Ich soll ein "Magisches Quadrat" als Konsolenanwendeung realisieren.

Das ganze soll so aussehen, dass der Benutzer die gewuenschte Seitenlänge eingeben soll und dann automatisch ein solches Quadrat erzeugt werden soll.

Das "grafische" Layout habe ich soweit fertig, und den Algorithmus zum Bestücken der Felder habe ich auch.

Einziges Problem ist, dass ich bei dem Algorithmus wissen muss, ob ein Feld bereits belegt ist.

Wie kann ich das nun in der Konsole realisieren?

Für alle, die mit "Magisches Quadrat" nichts anfangen können: Da ist ein Quadrat, bei welchem die Summen der Zeilen, Spalten und der vollen Diagonalen den gleichen Wert haben.

Danke für evtl. Hilfe schonmal im Voraus.

Gruß

M.


----------



## basd (10. April 2004)

der plumbeste Trick ist das "Magisches Quadrat" erst einmal im Speicher zu erzeugern und wenn es fertig ist erst auf die Konsole zu bringen .. falls es länger dauert kann man ja so ein rotiertendes   / -  \  |     anzeigen mit Bitte warten als Text.

Ansonsten kann man "flags" verwenden, sprich Booleans die ein Feld mit besetzt oder nicht besetzt  kennzeichnen (natürlich nur im Speicher).


----------



## fizban (10. April 2004)

#include <stdio.h>
#include <stdlib.h>

void main()
{
	int zahl[25][25];
	int kantenlaenge;
	int posx, posy;
	int x;

	/*** Der Array wird mit 0 initialisiert ***/
	for(posy = 0; posy < 25; posy++)
	{
		for(posx = 0; posx < 25; posx++)
			zahl[posy][posx] = 0;
	}

	printf("Die Kantenlaenge muss eine ungerade Zahl sein!\n\n");

	/*** Die Kantenlaenge wird auf eine gültige Eingabe geprüft.   ***/
	/*** kantenlaenge % 2 liefert den Rest von kantenlaenge / 2    ***/
	/*** ist der Rest gleich 0 handelt es sich um eine gerade Zahl ***/
	for(kantenlaenge = 2; kantenlaenge % 2 == 0
	{
		printf("Kantenlaenge: ");
		scanf("%d", &kantenlaenge);
		if(kantenlaenge % 2 == 0)
			printf("Fehler!
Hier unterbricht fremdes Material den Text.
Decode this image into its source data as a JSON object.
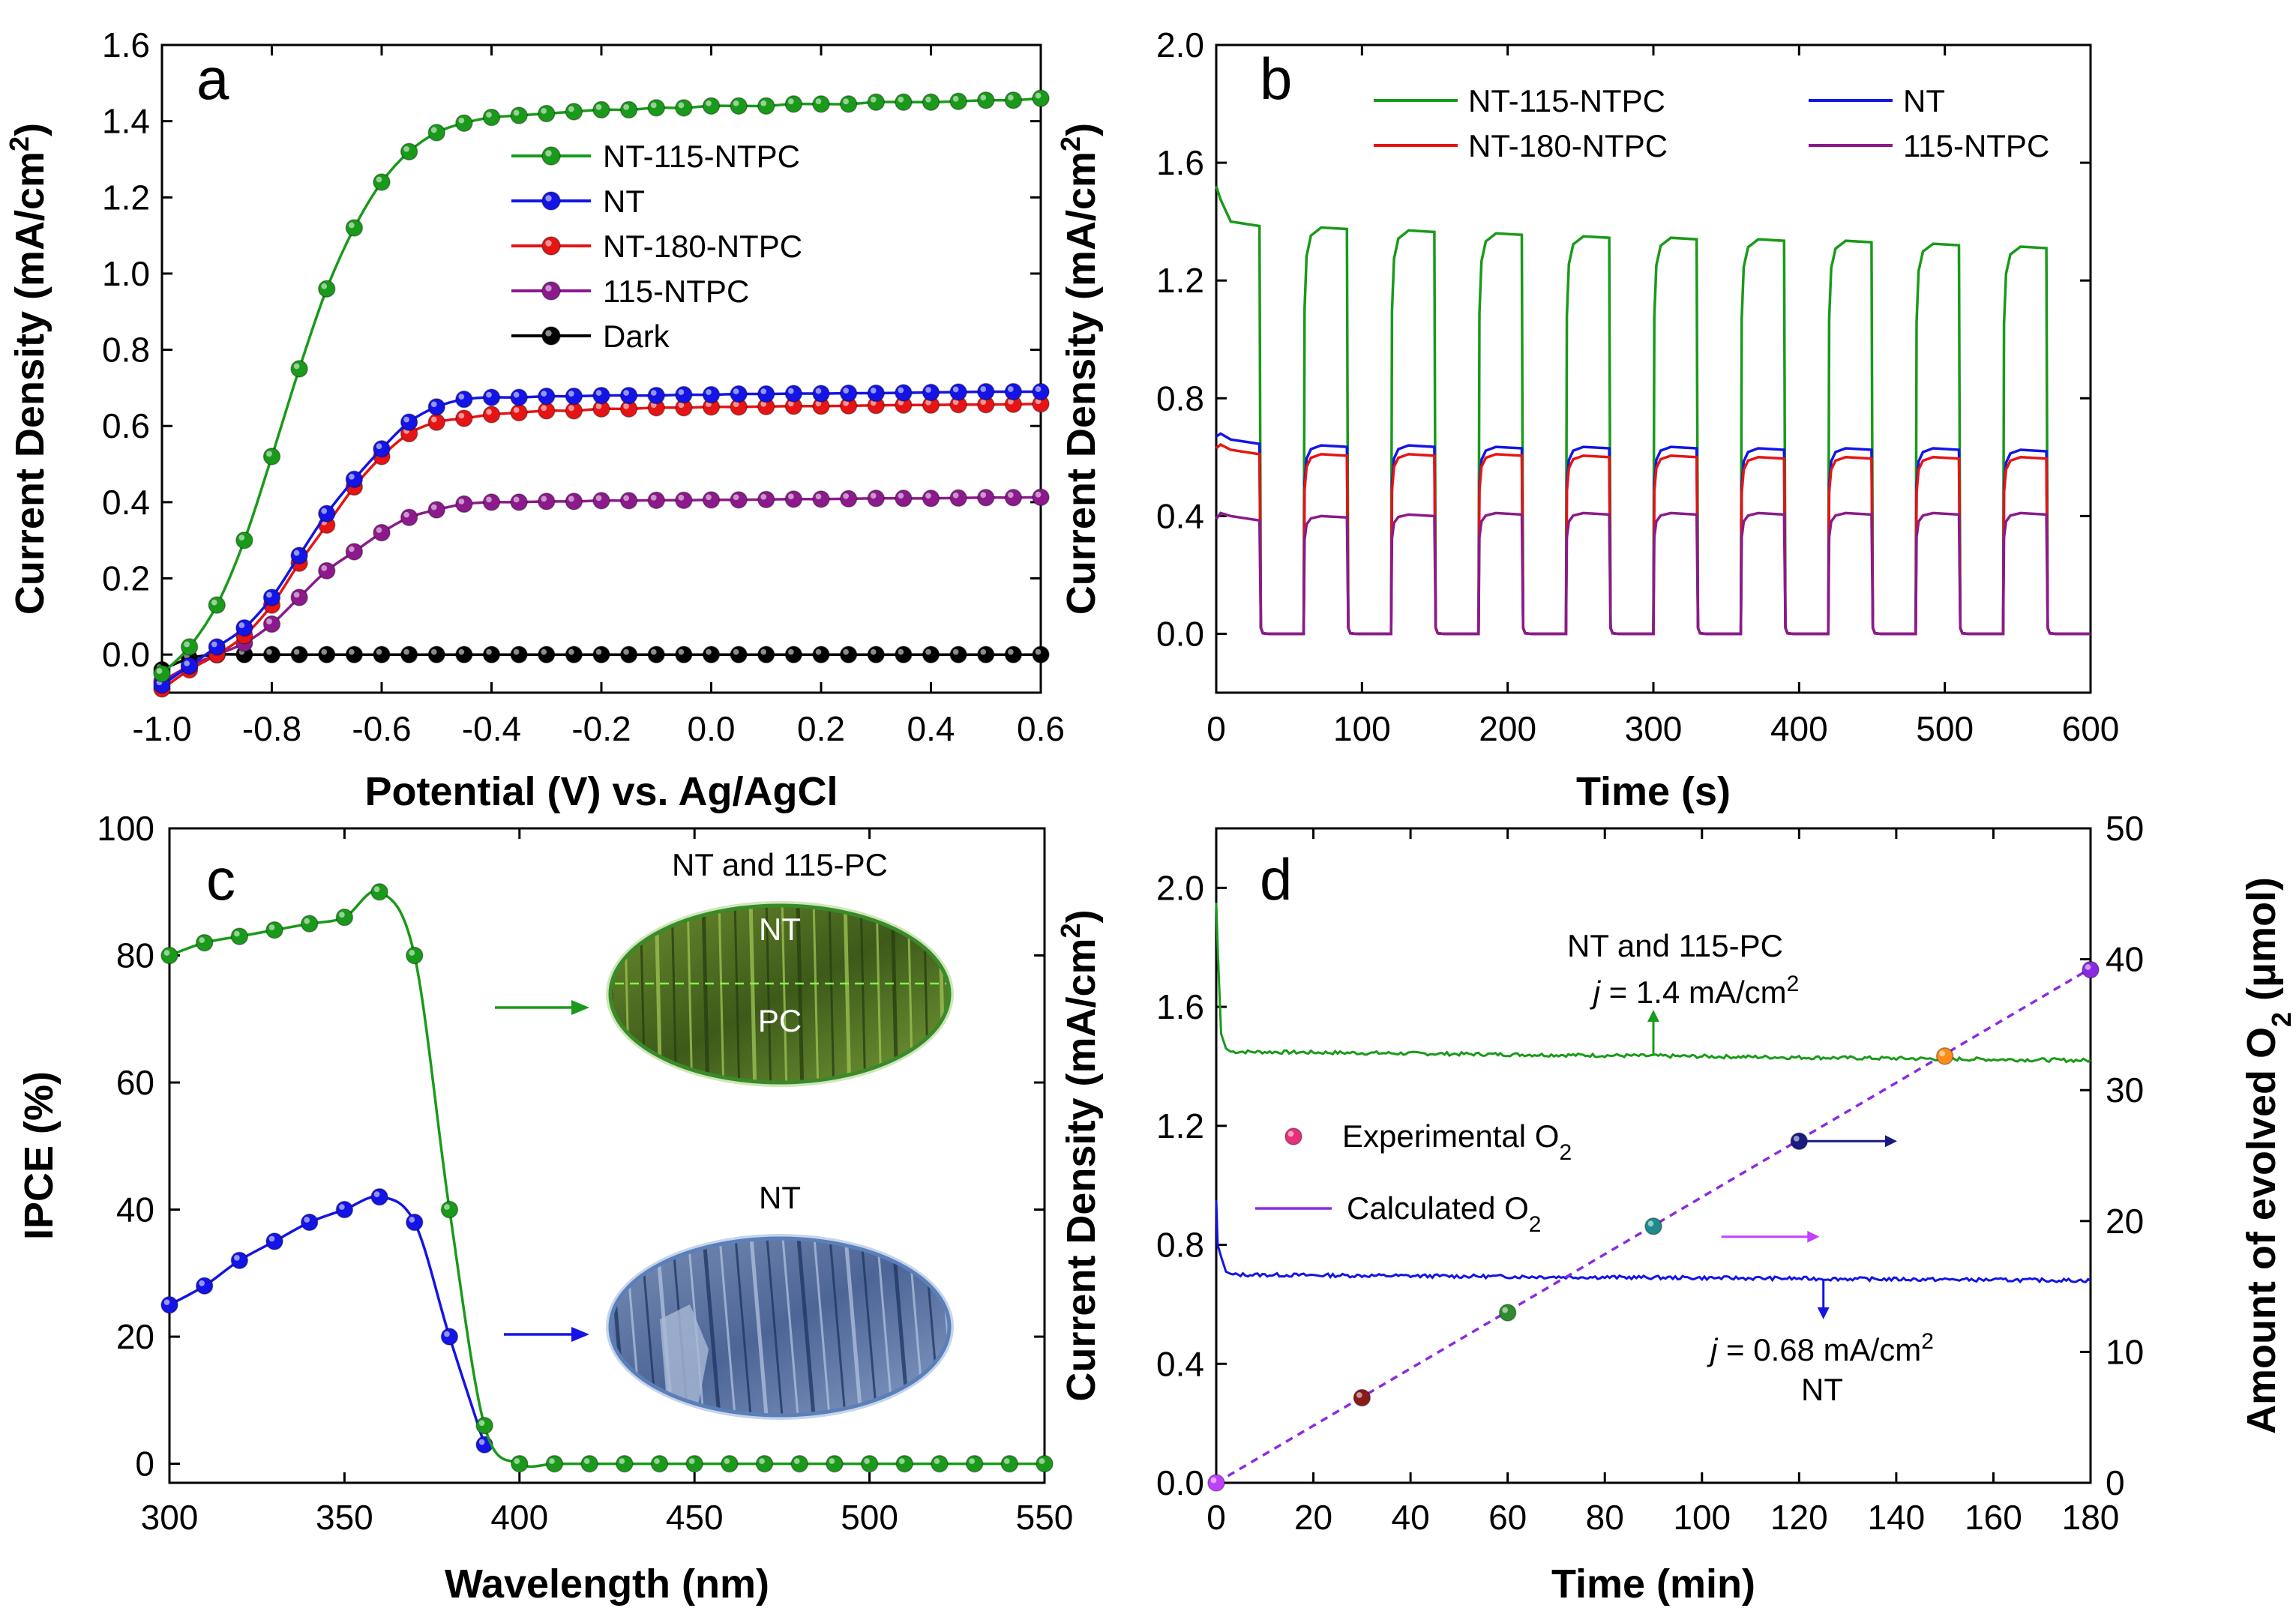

Kantenlaenge muss eine ungerade Zahl sein!\n");
	}

	/*** Regel 1 ***/	
	posx = kantenlaenge / 2;
	posy = kantenlaenge / 2 + 1;
	zahl[posy][posx] = 1;

	for(x = 2; x <= kantenlaenge * kantenlaenge; x++)
	{
		/*** Regel 2 ***/
		posx++;
		posy++;

		if(posx > kantenlaenge - 1)
			posx = 0;
		if(posy > kantenlaenge - 1)
			posy = 0;

		if(zahl[posy][posx] == 0)
			zahl[posy][posx] = x;
		else
		{
			/*** Regel 3 und 4 ***/
			for(; x <= kantenlaenge * kantenlaenge; x++)
			{
				posx--;
				posy++;

				if(posx < 0)
					posx = kantenlaenge - 1;
				if(posy > kantenlaenge - 1)
					posy = 0;
				if(zahl[posy][posx] == 0)
				{
					zahl[posy][posx] = x;
					break;
				}
			}
		}
	}

	/*** Ausgabe des Magischen Quadrats ***/
	printf("\nDas Magische Quadrat mit einer Kantenlaenge von %d lautet:\n\n", kantenlaenge);
	for(posy = 0; posy < kantenlaenge; posy++)
	{
		for(posx = 0; posx < kantenlaenge; posx++)
			printf("%4d", zahl[posy][posx]);
		printf("\n");
	}
	printf("\n");
}


----------



## Quick_Mik (10. April 2004)

Danke für den Code  

Den kann ich nun in aller Ruhe integrieren.

So long


M.


----------